The general public is becoming more aware of cyber crime, and hacktivism is a growing term in mainstream media as more and more high profile figures and companies fall victim to hacked emails and data breaches.
Google at the end of the day relies on people using the search service to find results that answer their query – Google has a vested interest in ensuring that it isn’t sending users to a website that could potentially harm them.
While Https does not mean your website is secure, it goes a long way to protecting your users.

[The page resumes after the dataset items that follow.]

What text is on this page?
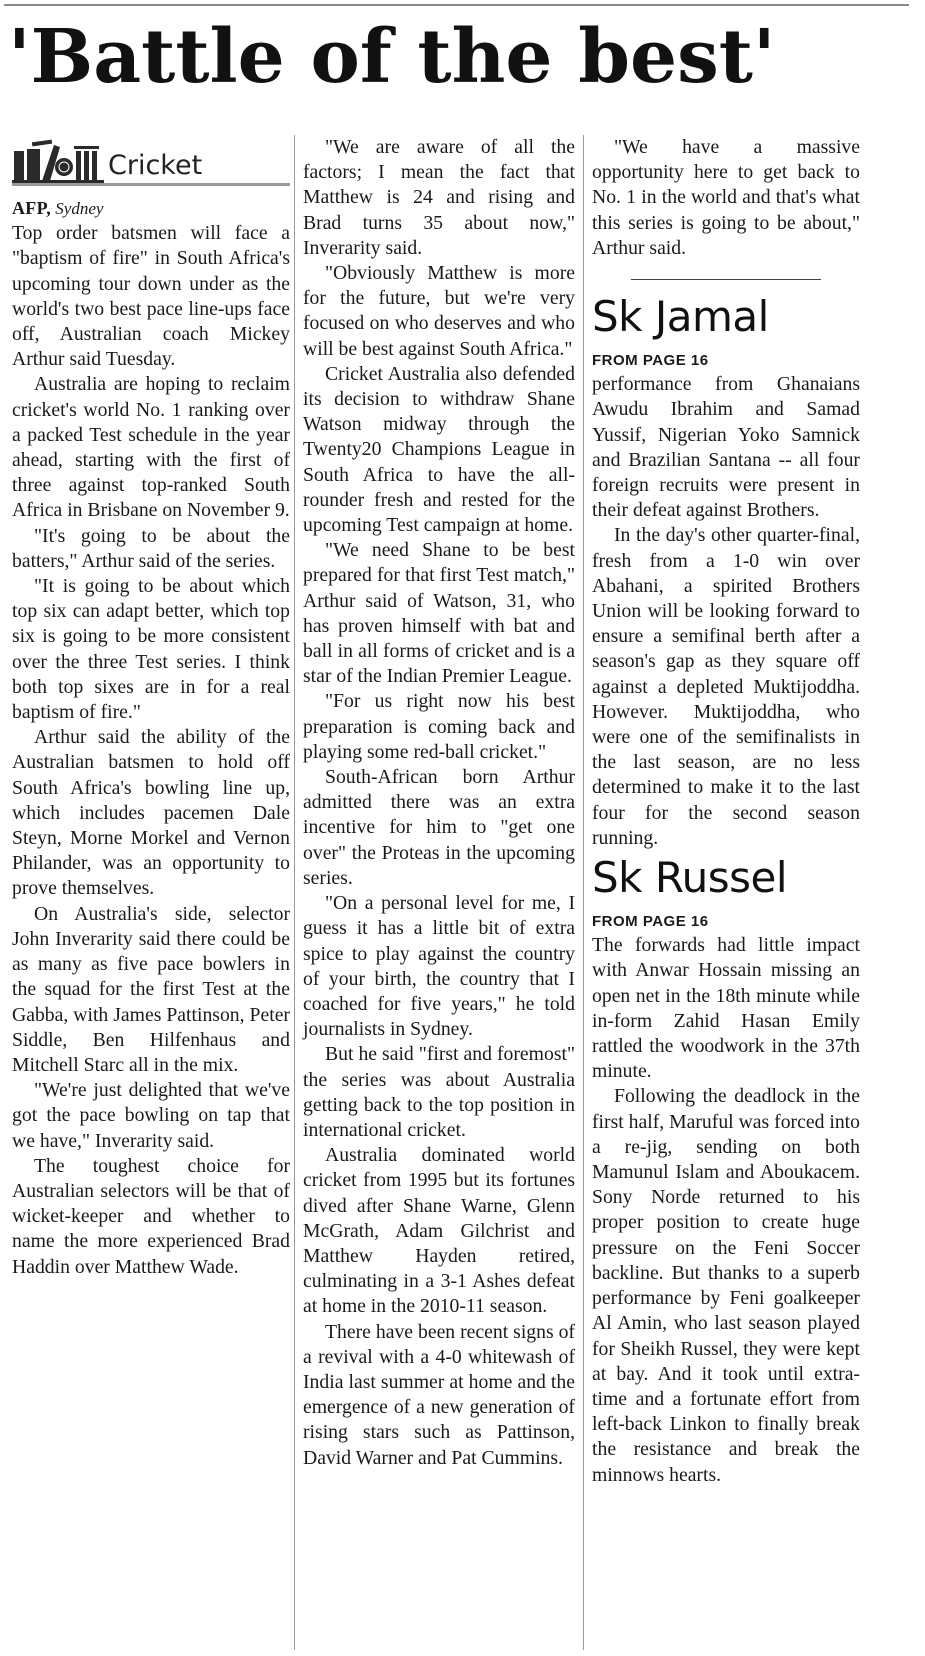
'Battle of the best'
Cricket

AFP, Sydney

Top order batsmen will face a "baptism of fire" in South Africa's upcoming tour down under as the world's two best pace line-ups face off, Australian coach Mickey Arthur said Tuesday.

Australia are hoping to reclaim cricket's world No. 1 ranking over a packed Test schedule in the year ahead, starting with the first of three against top-ranked South Africa in Brisbane on November 9.

"It's going to be about the batters," Arthur said of the series.

"It is going to be about which top six can adapt better, which top six is going to be more consistent over the three Test series. I think both top sixes are in for a real baptism of fire."

Arthur said the ability of the Australian batsmen to hold off South Africa's bowling line up, which includes pacemen Dale Steyn, Morne Morkel and Vernon Philander, was an opportunity to prove themselves.

On Australia's side, selector John Inverarity said there could be as many as five pace bowlers in the squad for the first Test at the Gabba, with James Pattinson, Peter Siddle, Ben Hilfenhaus and Mitchell Starc all in the mix.

"We're just delighted that we've got the pace bowling on tap that we have," Inverarity said.

The toughest choice for Australian selectors will be that of wicket-keeper and whether to name the more experienced Brad Haddin over Matthew Wade.

"We are aware of all the factors; I mean the fact that Matthew is 24 and rising and Brad turns 35 about now," Inverarity said.

"Obviously Matthew is more for the future, but we're very focused on who deserves and who will be best against South Africa."

Cricket Australia also defended its decision to withdraw Shane Watson midway through the Twenty20 Champions League in South Africa to have the all-rounder fresh and rested for the upcoming Test campaign at home.

"We need Shane to be best prepared for that first Test match," Arthur said of Watson, 31, who has proven himself with bat and ball in all forms of cricket and is a star of the Indian Premier League.

"For us right now his best preparation is coming back and playing some red-ball cricket."

South-African born Arthur admitted there was an extra incentive for him to "get one over" the Proteas in the upcoming series.

"On a personal level for me, I guess it has a little bit of extra spice to play against the country of your birth, the country that I coached for five years," he told journalists in Sydney.

But he said "first and foremost" the series was about Australia getting back to the top position in international cricket.

Australia dominated world cricket from 1995 but its fortunes dived after Shane Warne, Glenn McGrath, Adam Gilchrist and Matthew Hayden retired, culminating in a 3-1 Ashes defeat at home in the 2010-11 season.

There have been recent signs of a revival with a 4-0 whitewash of India last summer at home and the emergence of a new generation of rising stars such as Pattinson, David Warner and Pat Cummins.

"We have a massive opportunity here to get back to No. 1 in the world and that's what this series is going to be about," Arthur said.

Sk Jamal
FROM PAGE 16

performance from Ghanaians Awudu Ibrahim and Samad Yussif, Nigerian Yoko Samnick and Brazilian Santana -- all four foreign recruits were present in their defeat against Brothers.

In the day's other quarter-final, fresh from a 1-0 win over Abahani, a spirited Brothers Union will be looking forward to ensure a semifinal berth after a season's gap as they square off against a depleted Muktijoddha. However. Muktijoddha, who were one of the semifinalists in the last season, are no less determined to make it to the last four for the second season running.

Sk Russel
FROM PAGE 16

The forwards had little impact with Anwar Hossain missing an open net in the 18th minute while in-form Zahid Hasan Emily rattled the woodwork in the 37th minute.

Following the deadlock in the first half, Maruful was forced into a re-jig, sending on both Mamunul Islam and Aboukacem. Sony Norde returned to his proper position to create huge pressure on the Feni Soccer backline. But thanks to a superb performance by Feni goalkeeper Al Amin, who last season played for Sheikh Russel, they were kept at bay. And it took until extra-time and a fortunate effort from left-back Linkon to finally break the resistance and break the minnows hearts.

The Data Encryption Process
A Secure Socket Layer (SSL) certificate is a small data file that associates an organisation’s details with a cryptographic key. When installed on a web server, it enables an encrypted secure connection between the web server and the user’s browser.
The below is a breakdown of the standard process:
- A browser (or server) attempts connection to a website that is secured with an SSL. The browser (or server) then asks the website to identify itself.
- The website sends a copy of it’s SSL certificate.
- The browser (or server) verifies the validity of the SSL certificate, and if it does, it sends a message back to the website.
- The website sends back a digitally signed acknowledgement to begin an SSL encrypted session.
- Encrypted data is then shared between the browser (or server) and the website).